Trying not to give away much of it because the less you know about it before watching it, the more intense the experience will be, the story is a stroke of genius. The plot not only moves on several timeframes thus being non-linear, but it is also told through the eyes of different characters that allows the viewer to have feelings for some of them.

The film flows perfectly, and, in a succession of ambiguity, anguish, horror and gore, the Spanish director assembles each piace of the plot with such a surgical precision, it ends up being a fascinating puzzle.

Spoiler alert, "The Skin I Live In" is a successful change of genre that explores the theme of sexual identity and what it is like to live in a body that you don't recognize as your own arguably in the best way ever. It also explores the nature and the violation of moral code, and some of Almodóvar's typical themes such as love, the relationship between man and woman and the past still lived as it was the present.

Even though I've never been a fan of him, it's good to see Antonio Banderas working with Almodóvar again, and he delivers a wonderful performance. Frankly, I didn't think he was capable to pull off such a complex and difficult character. However, Elena Anaya completely steals the show as Vera, the mysterious woman held captive by Bander's character. Her eyes are so expressive and emotional, she doesn't even need to talk.

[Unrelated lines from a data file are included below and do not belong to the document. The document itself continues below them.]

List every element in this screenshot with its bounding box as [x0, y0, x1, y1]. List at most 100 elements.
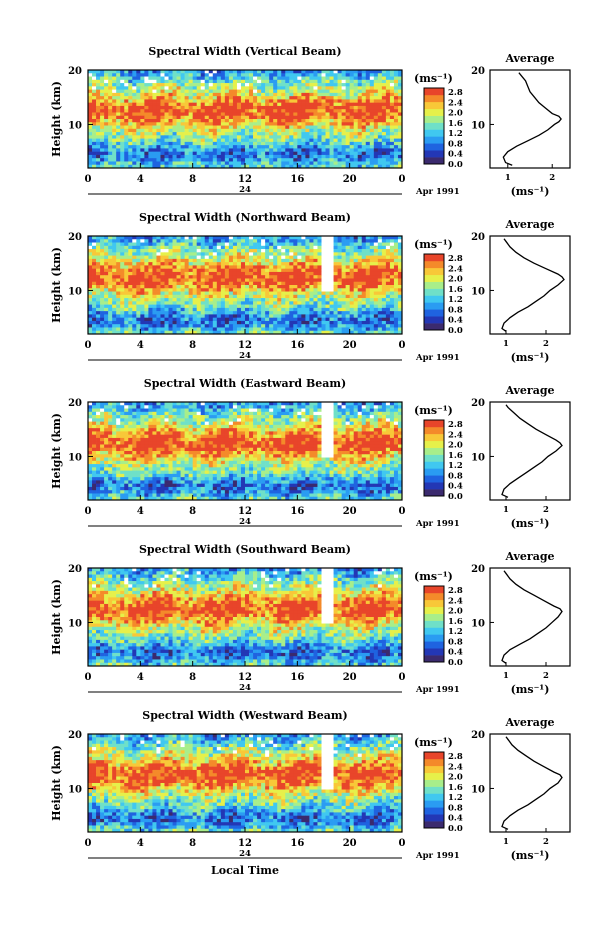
heatmap-cell — [325, 73, 330, 77]
heatmap-cell — [116, 268, 121, 273]
heatmap-cell — [313, 307, 318, 312]
heatmap-cell — [385, 239, 391, 243]
heatmap-cell — [156, 105, 161, 110]
heatmap-cell — [381, 291, 387, 296]
heatmap-cell — [112, 301, 117, 305]
heatmap-cell — [309, 268, 314, 273]
heatmap-cell — [269, 288, 274, 292]
heatmap-cell — [249, 307, 254, 312]
heatmap-cell — [160, 408, 165, 413]
heatmap-cell — [232, 298, 238, 302]
heatmap-cell — [188, 109, 193, 113]
heatmap-cell — [232, 73, 238, 77]
heatmap-cell — [257, 405, 262, 409]
heatmap-cell — [212, 70, 218, 74]
heatmap-cell — [293, 122, 298, 126]
heatmap-cell — [393, 135, 399, 139]
heatmap-cell — [224, 70, 230, 74]
heatmap-cell — [204, 304, 210, 309]
heatmap-cell — [277, 245, 282, 250]
heatmap-cell — [192, 255, 197, 260]
heatmap-cell — [321, 125, 326, 130]
heatmap-cell — [309, 271, 314, 276]
heatmap-cell — [337, 164, 342, 169]
heatmap-cell — [245, 285, 250, 289]
heatmap-cell — [329, 164, 334, 169]
heatmap-cell — [136, 320, 141, 325]
heatmap-cell — [269, 105, 274, 110]
heatmap-cell — [377, 89, 383, 94]
heatmap-cell — [168, 73, 173, 77]
heatmap-cell — [245, 236, 250, 240]
heatmap-cell — [136, 301, 141, 305]
heatmap-cell — [361, 79, 367, 84]
heatmap-cell — [313, 89, 318, 94]
heatmap-cell — [164, 236, 169, 240]
heatmap-cell — [353, 307, 359, 312]
average-title: Average — [504, 52, 554, 65]
heatmap-cell — [216, 76, 222, 81]
heatmap-cell — [124, 79, 129, 84]
heatmap-cell — [192, 288, 197, 292]
heatmap-cell — [112, 405, 117, 409]
heatmap-cell — [148, 324, 153, 328]
heatmap-cell — [228, 92, 234, 97]
heatmap-cell — [265, 262, 270, 266]
heatmap-cell — [389, 311, 395, 315]
heatmap-cell — [353, 132, 359, 136]
heatmap-cell — [273, 330, 278, 335]
heatmap-cell — [120, 307, 125, 312]
heatmap-cell — [104, 405, 109, 409]
heatmap-cell — [309, 405, 314, 409]
heatmap-cell — [249, 161, 254, 166]
heatmap-cell — [100, 307, 105, 312]
heatmap-cell — [164, 298, 169, 302]
heatmap-cell — [140, 304, 145, 309]
heatmap-cell — [397, 138, 403, 143]
heatmap-cell — [325, 161, 330, 166]
heatmap-cell — [140, 154, 145, 159]
heatmap-cell — [393, 73, 399, 77]
heatmap-cell — [245, 258, 250, 263]
heatmap-cell — [100, 265, 105, 269]
heatmap-cell — [261, 89, 266, 94]
heatmap-cell — [349, 145, 354, 149]
heatmap-cell — [353, 278, 359, 283]
heatmap-cell — [112, 252, 117, 256]
heatmap-cell — [341, 112, 346, 117]
heatmap-cell — [176, 109, 181, 113]
heatmap-cell — [116, 99, 121, 103]
heatmap-cell — [212, 86, 218, 90]
heatmap-cell — [397, 294, 403, 299]
heatmap-cell — [168, 330, 173, 335]
heatmap-cell — [152, 141, 157, 146]
heatmap-cell — [104, 291, 109, 296]
heatmap-cell — [200, 164, 206, 169]
heatmap-cell — [381, 311, 387, 315]
heatmap-cell — [172, 324, 177, 328]
heatmap-cell — [224, 255, 230, 260]
heatmap-cell — [265, 109, 270, 113]
heatmap-cell — [285, 138, 290, 143]
heatmap-cell — [152, 408, 157, 413]
heatmap-cell — [88, 298, 93, 302]
heatmap-cell — [361, 311, 367, 315]
heatmap-cell — [116, 92, 121, 97]
heatmap-cell — [261, 138, 266, 143]
heatmap-cell — [176, 128, 181, 133]
heatmap-cell — [92, 112, 97, 117]
heatmap-cell — [317, 294, 322, 299]
heatmap-cell — [309, 73, 314, 77]
heatmap-cell — [381, 330, 387, 335]
heatmap-cell — [345, 135, 350, 139]
heatmap-cell — [164, 281, 169, 286]
heatmap-cell — [240, 402, 246, 406]
heatmap-cell — [257, 83, 262, 87]
heatmap-cell — [236, 128, 242, 133]
heatmap-cell — [369, 288, 375, 292]
heatmap-cell — [116, 242, 121, 247]
heatmap-cell — [317, 262, 322, 266]
heatmap-cell — [377, 96, 383, 100]
heatmap-cell — [232, 330, 238, 335]
heatmap-cell — [164, 249, 169, 253]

  1. I liked this, but someone had spoiled the ending for me beforehand and I watched the entire thing wondering if I would've guessed it or not. That kind of bummed me out.

  2. "The film indeed is an unsettling, disturbing yet delightful combination of drama, thriller and body horror." This sentence said it all. I was totally blown away by this film. To Brit's point of having the surprise ruined, the twist happens well before the end and I eventually guessed it, but that didn't hinder my enjoyment. It's that final scene that's the kicker for me. It's a powerful moment for a variety of reasons.